Tesla co founder-backed copper maker Red Metals secures seed funding for US refining plant

Canada-listed copper manufacturer Red Metals has secured $10-million in seed funding which will contribute to its planned $70-million facility in Charleston, South Carolina, to scale its novel copper refining process designed to reshore the manufacturing of finished copper products to the US.
The funding round was led by a company called Gigascale Capital, with participation from Future Ventures, MCJ and JB Straubel, who is the founder and CEO of Redwood Materials and co-founder of Tesla.
Red Metals has also secured economic incentives from South Carolina and Charleston Country to support development of its first production facility, which reduces the complexity of traditional copper refining methods.
The company’s first facility in Charleston will produce high-conductivity copper rod.
US copper demand is expected to increase by more than one-million tons a year through 2035, which will result in a domestic market value of more than $45-billion.
At the same mine, American copper production capacity has declined, with the US poised to face a refined copper supply gap of more than 2.5-million tons by 2035 - even if every major announced mining project comes online.
Red Metals explains that a key bottleneck in the industry is the refining process.
Conventional copper refining moves material through multiple intermediate products, including concentrate, matte, anode, cathode and rod.
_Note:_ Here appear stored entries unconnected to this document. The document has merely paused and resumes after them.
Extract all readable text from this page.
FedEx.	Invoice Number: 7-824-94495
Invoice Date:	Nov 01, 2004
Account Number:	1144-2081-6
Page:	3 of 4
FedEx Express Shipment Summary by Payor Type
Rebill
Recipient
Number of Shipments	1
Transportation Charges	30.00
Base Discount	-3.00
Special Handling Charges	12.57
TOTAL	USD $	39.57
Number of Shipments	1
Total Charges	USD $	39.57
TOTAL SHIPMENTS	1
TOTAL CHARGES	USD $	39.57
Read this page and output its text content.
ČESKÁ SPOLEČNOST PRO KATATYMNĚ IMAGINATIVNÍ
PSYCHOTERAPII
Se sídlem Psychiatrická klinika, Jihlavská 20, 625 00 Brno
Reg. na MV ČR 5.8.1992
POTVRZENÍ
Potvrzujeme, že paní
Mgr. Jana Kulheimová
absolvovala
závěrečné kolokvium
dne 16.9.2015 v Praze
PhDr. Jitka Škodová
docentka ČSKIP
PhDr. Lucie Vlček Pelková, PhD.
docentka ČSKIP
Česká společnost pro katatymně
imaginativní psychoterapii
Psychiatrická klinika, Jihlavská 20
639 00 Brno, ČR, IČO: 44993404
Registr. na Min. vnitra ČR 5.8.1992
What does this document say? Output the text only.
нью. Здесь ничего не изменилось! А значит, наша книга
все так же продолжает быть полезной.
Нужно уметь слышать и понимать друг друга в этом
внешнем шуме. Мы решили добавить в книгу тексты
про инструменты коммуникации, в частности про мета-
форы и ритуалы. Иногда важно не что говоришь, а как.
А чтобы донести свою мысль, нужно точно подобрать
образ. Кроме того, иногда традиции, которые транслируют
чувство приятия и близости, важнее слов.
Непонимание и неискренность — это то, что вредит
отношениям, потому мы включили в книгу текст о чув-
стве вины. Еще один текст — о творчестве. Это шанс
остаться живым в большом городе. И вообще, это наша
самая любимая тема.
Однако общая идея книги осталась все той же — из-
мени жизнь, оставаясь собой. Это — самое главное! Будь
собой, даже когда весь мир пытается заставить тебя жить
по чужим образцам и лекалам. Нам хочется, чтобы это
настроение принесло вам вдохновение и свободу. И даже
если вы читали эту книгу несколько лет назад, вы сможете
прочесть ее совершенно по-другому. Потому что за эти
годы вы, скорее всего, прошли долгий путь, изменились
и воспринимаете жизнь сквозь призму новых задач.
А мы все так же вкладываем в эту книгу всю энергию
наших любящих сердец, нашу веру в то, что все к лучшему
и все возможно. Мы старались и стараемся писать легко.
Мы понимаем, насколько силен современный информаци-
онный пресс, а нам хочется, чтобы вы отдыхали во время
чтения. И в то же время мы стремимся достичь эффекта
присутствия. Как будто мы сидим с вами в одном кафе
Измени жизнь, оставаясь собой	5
Designed for ore that is often less than 1% copper, the legacy process requires significant energy, time and working capital to move material across numerous facilities, operators, and often multiple countries before reaching a finished product pure enough for industrial use.
“America has the feedstocks, the demand, and the workforce to produce copper domestically at scale. What it has lacked is an economically viable refining process. To this end, Red Metals is building an integrated, modern model that converts copper feedstocks directly into finished products closer to where they’re needed, reducing supply chain complexity while strengthening domestic manufacturing," says Red Metals founder and CEO Jackson Switzer.
Red Metals will integrate physical processing, advanced sorting, and metallurgical refining into a single continuous operation, converting copper feedstocks directly into finished products while eliminating the intermediate steps that add cost, time, and emissions in conventional refining.
The process is designed to be feedstock-flexible, initially focused on domestic copper scrap, and to make domestic copper refining commercially viable without subsidies to help rebuild the industrial base and skilled manufacturing workforce needed for the twenty-first century. The company’s first commercial product will be high-conductivity copper rod, the industry-standard input used in wire, magnet wire, and other electrical applications.
Straubel comments that electricity and industry run on copper, and the US has spent decades offshoring the refining and manufacturing capacity needed to produce it. “Red Metals has the rare combination of technical depth and operational pragmatism needed to rebuild that capability. What Red Metals is building is exactly the kind of industrial infrastructure America needs more of.”
Gigascale Capital partner Victoria Beasley adds that the demand signal for domestically refined copper is undeniable, but the domestic infrastructure needed to support it barely exists today. "Red Metals is the first company we’ve seen combining genuine process innovation with the execution capability required to rebuild it.”